@janina_zeitler checking the Brand new citywave at L&T Mall. A concept of surfing and shopping unique in Germany. —————- #surfing #citywave #waves #surf #surfingday #surfsup #wavepool #surfpool #waterpark #bestoftheday #citytrip #waveriding #endlesswave #hangloose #beachvibes #riversurfing #surfline #surfinglife #instasurf #surfer #surfporn #surfingiseverything #landlockedsurfing #surfergoals #wave #surfeveryday #madeingermany @citywave.de
You have heard, of course, about man-made waves. They’re all the rage right now, which means two things: all the rage or causing rage. Love them or hate them, however, they’re here and they’re here to stay. Sure, they’ve been around for a long time. Take City Wave, for example. It’s a wave that can be created pretty much anywhere. Similar to a river wave, City Waves are already in place all over Europe. Munich, Vienna, St. Gilles Croix de Vie, and Zurich are currently proud owners of them. Russia and Israel are in the process of building them, and Germany just stuck one in the middle of the L&T Mall, which you can see above.
Did you know that the first wave pool opened to the public way back in 1934? Bathers in high-waisted woolen swim trunks and frumpy, frilly bathing suits frolicked around at the Wembley Swimming Pool in London. At the time, surfing was just a glint in the public eye. A few years prior, in 1912, Duke Kahanamoku told the International Olympic Committee that surfing should be a part of the Games. Surfing in California was just wee baby, crapping in its hands and rubbing it on its face.
Then, a few short decades later, in 1966, Summerland Wavepool in Tokyo, Japan opened its doors. For the first time, surfers dipped their toes in the chlorine revolution. The waves sucked, but it was a step in the direction of the future we find ourselves living in now. Three years after that, Big Surf opened in Tempe, Arizona. “It was an enormous facility: at 20 acres of Hawaiian themed luxury, Big Surf included a 300 by 400-foot wave pool equipped with the best pool cleaners automatic and which was developed by an engineer (and non-surfer) named Phillip Dexter,” we wrote. “Initial reports from professionals at the time were positive – but the waves were still a far cry from anything the ocean could dish out. Emulating nature’s awesome power was, and still is, the most elusive factor in the wave pool industry.”

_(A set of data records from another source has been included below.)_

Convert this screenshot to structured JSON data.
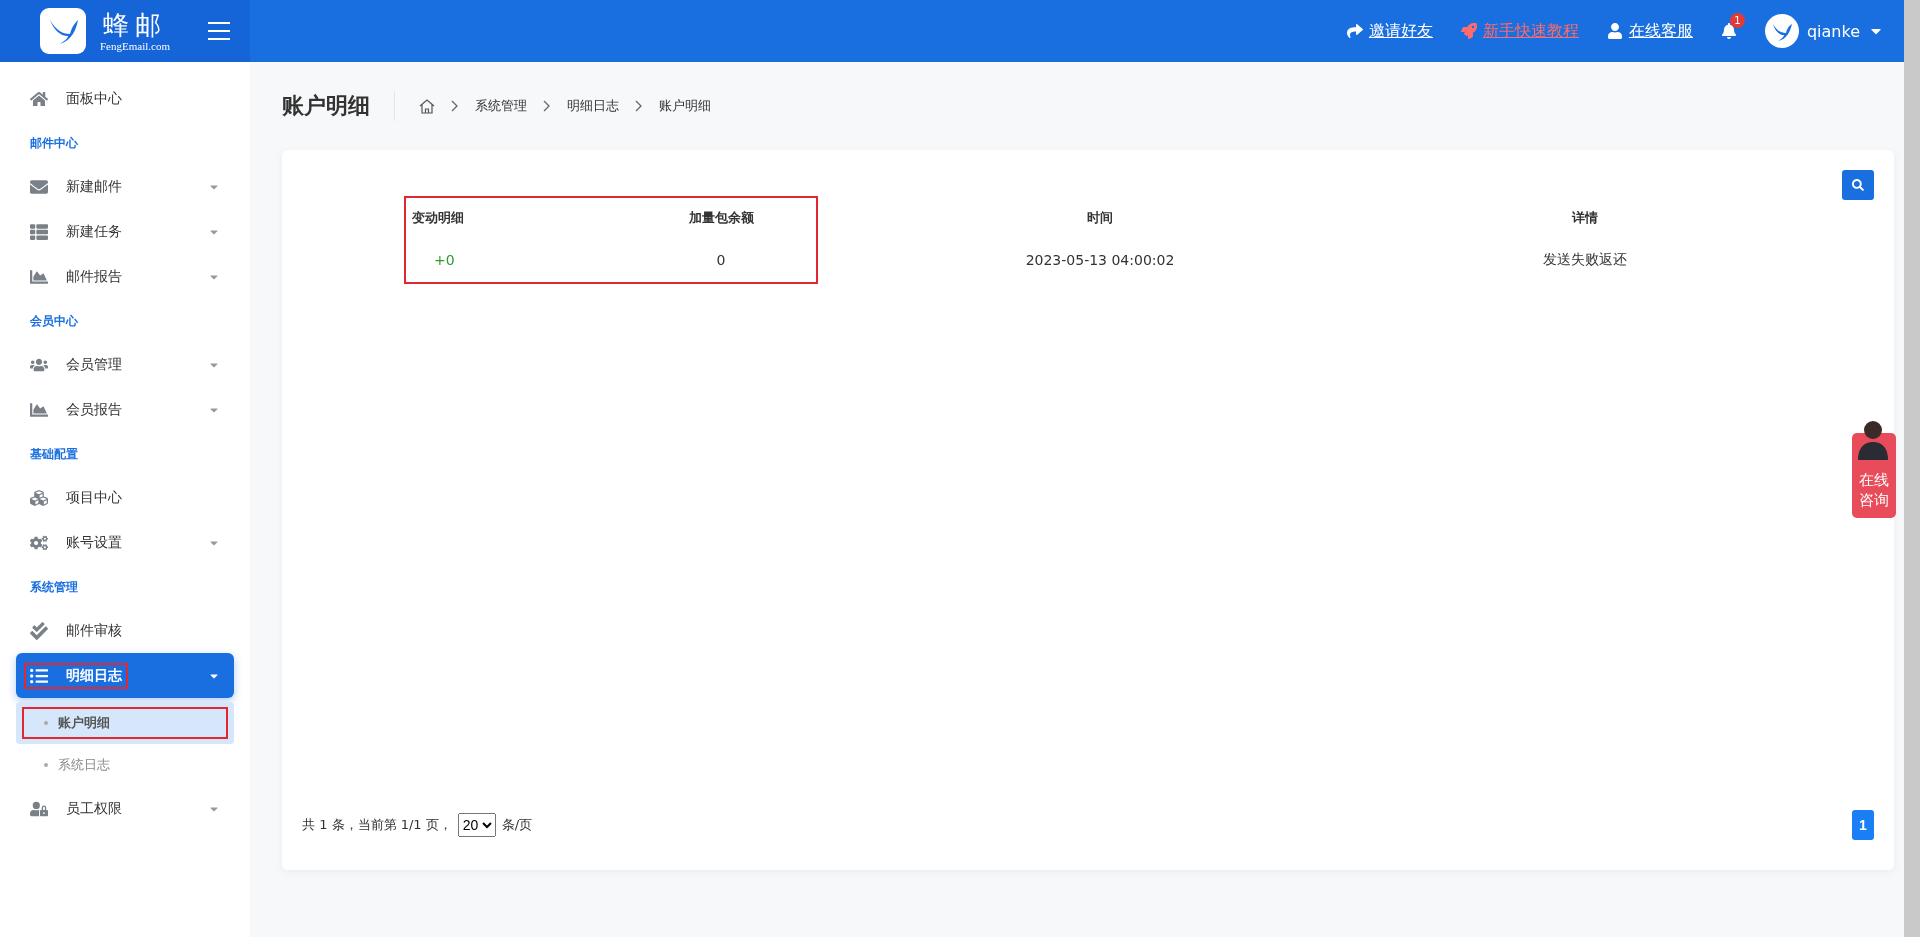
{
  "header": {
    "logo_title": "蜂邮",
    "logo_subtitle": "FengEmail.com",
    "links": [
      {
        "label": "邀请好友",
        "kind": "plain"
      },
      {
        "label": "新手快速教程",
        "kind": "highlight"
      },
      {
        "label": "在线客服",
        "kind": "plain"
      }
    ],
    "notification_count": "1",
    "username": "qianke"
  },
  "sidebar": {
    "items": [
      {
        "kind": "item",
        "label": "面板中心",
        "expandable": false,
        "selected": false,
        "outlined": false
      },
      {
        "kind": "section",
        "label": "邮件中心"
      },
      {
        "kind": "item",
        "label": "新建邮件",
        "expandable": true,
        "selected": false,
        "outlined": false
      },
      {
        "kind": "item",
        "label": "新建任务",
        "expandable": true,
        "selected": false,
        "outlined": false
      },
      {
        "kind": "item",
        "label": "邮件报告",
        "expandable": true,
        "selected": false,
        "outlined": false
      },
      {
        "kind": "section",
        "label": "会员中心"
      },
      {
        "kind": "item",
        "label": "会员管理",
        "expandable": true,
        "selected": false,
        "outlined": false
      },
      {
        "kind": "item",
        "label": "会员报告",
        "expandable": true,
        "selected": false,
        "outlined": false
      },
      {
        "kind": "section",
        "label": "基础配置"
      },
      {
        "kind": "item",
        "label": "项目中心",
        "expandable": false,
        "selected": false,
        "outlined": false
      },
      {
        "kind": "item",
        "label": "账号设置",
        "expandable": true,
        "selected": false,
        "outlined": false
      },
      {
        "kind": "section",
        "label": "系统管理"
      },
      {
        "kind": "item",
        "label": "邮件审核",
        "expandable": false,
        "selected": false,
        "outlined": false
      },
      {
        "kind": "item",
        "label": "明细日志",
        "expandable": true,
        "selected": true,
        "outlined": true,
        "children": [
          {
            "label": "账户明细",
            "selected": true,
            "outlined": true
          },
          {
            "label": "系统日志",
            "selected": false,
            "outlined": false
          }
        ]
      },
      {
        "kind": "item",
        "label": "员工权限",
        "expandable": true,
        "selected": false,
        "outlined": false
      }
    ]
  },
  "page_title": "账户明细",
  "breadcrumb": [
    "系统管理",
    "明细日志",
    "账户明细"
  ],
  "table": {
    "columns": [
      {
        "header": "变动明细",
        "outlined": true
      },
      {
        "header": "加量包余额",
        "outlined": true
      },
      {
        "header": "时间",
        "outlined": false
      },
      {
        "header": "详情",
        "outlined": false
      }
    ],
    "rows": [
      {
        "cells": [
          "+0",
          "0",
          "2023-05-13 04:00:02",
          "发送失败返还"
        ]
      }
    ]
  },
  "pagination": {
    "summary": "共 1 条，当前第 1/1 页，",
    "page_size": "20",
    "page_size_unit": "条/页",
    "pages": [
      {
        "label": "1",
        "selected": true
      }
    ]
  },
  "consult_widget": {
    "label": "在线咨询"
  }
}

Then in the mid-’80s, surfers from all over the world gathered in Allentown, Pennsylvania for the World Inland Championship. Tom Carroll walked away victorious, but less than impressed. There are many more—Typhoon Lagoon, Sunway Lagoon, the Ocean Dome—but as far as surfable waves go, it was all kind of… meh.
Fast forward to present day. Wavegarden is a viable commercial business. Kelly Slater’s Surf Ranch makes an absolutely perfect wave. Greg Webber still hasn’t produced his oft-spoken about circular rendition, and surfing is in the Olympics. Unless someone in charge has oatmeal for brains, it’ll happen in a wave pool. Surfing officially doesn’t need to happen in the ocean anymore… well, the act of sliding on waves doesn’t, at least.
While only time will tell if indoor waves like City Wave’s will be a flash in the pan phenomenon or a bonafide new branch of the sport, it seems very likely that the latter will be a part of surfing’s future. How much would you pay to have one of these in your backyard?